CPI inflation fell to 11.5% YoY in June, and down from 13% YoY in May. The main contributors to the decline were fuel (this contribution fell by 0.6pp), food (0.3pp lower), and energy prices (0.3pp lower). ING estimates that core inflation was 11.2% YoY, down from 11.5% YoY in May. Yet this is still a slower decline than elsewhere in the Central and Eastern European region. Whether, apparently, external supply shocks are rapidly receding, headline inflation is falling faster than expected in many emerging countries. Poland stands out in the CEE region with a slow decline in the core rate and a persistent expansionary fiscal policy. Analysts are clearly not in favor of NBP cuts, although they do expect that to happen.
Industrial production fell by 3.2% in May for the fourth consecutive month. Producer price growth slowed to 3.1% year-on-year from 6.2% YoY a month earlier. Producer prices remain on a disinflationary path, and the Monetary Policy Council expects CPI inflation to fall further as well. Recent statements by the National Bank of Poland indicate that the drop in CPI inflation to single-digit levels in September could result in a rate cut this autumn. ING sees a number of inflation risks in the medium term, highlighted by central bankers in core markets maintaining a restrictive monetary policy stance.
In fact, in Poland, real interest rates are still negative. Also, the difference between Poland and countries in the CEE region (Czech Republic, Hungary, Romania) is also visible in core inflation, which is falling much faster there than in Poland. Analysts are concerned that the rate cuts in Poland (more than one in 2023?) will mean that it will take a long time for inflation to return to target.

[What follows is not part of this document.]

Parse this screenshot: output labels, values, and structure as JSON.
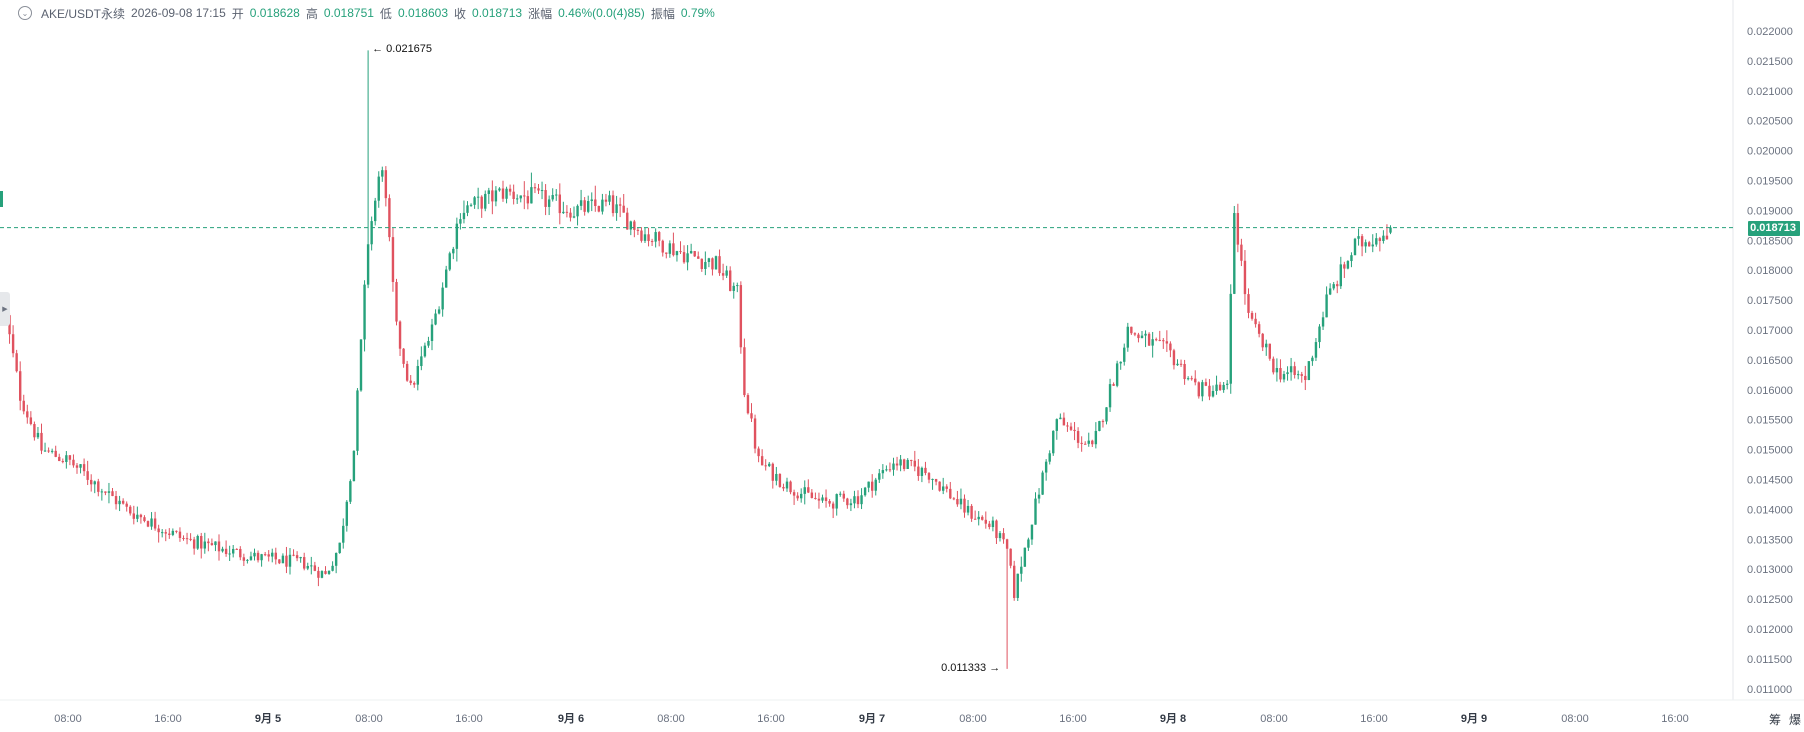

In May, construction output fell by 0.7% year-on-year. This is primarily the result of a large decline in the construction of buildings, which was not offset by growth in categories related to infrastructure investment, such as civil engineering construction. The situation in infrastructure construction, on the other hand, is shaped by the closing of projects still financed by the “old” EU budget, which will expire at the end of this year. This category is to remain the main driver of construction this year.
Retail sales fell by 6.8% YoY in May, pointing to continued weakness in household consumption in the second quarter. Price pressure is abating in the short run, but mid-term upside risks remain substantial due to the tight labor market, buoyant wage growth, and expansionary fiscal policy.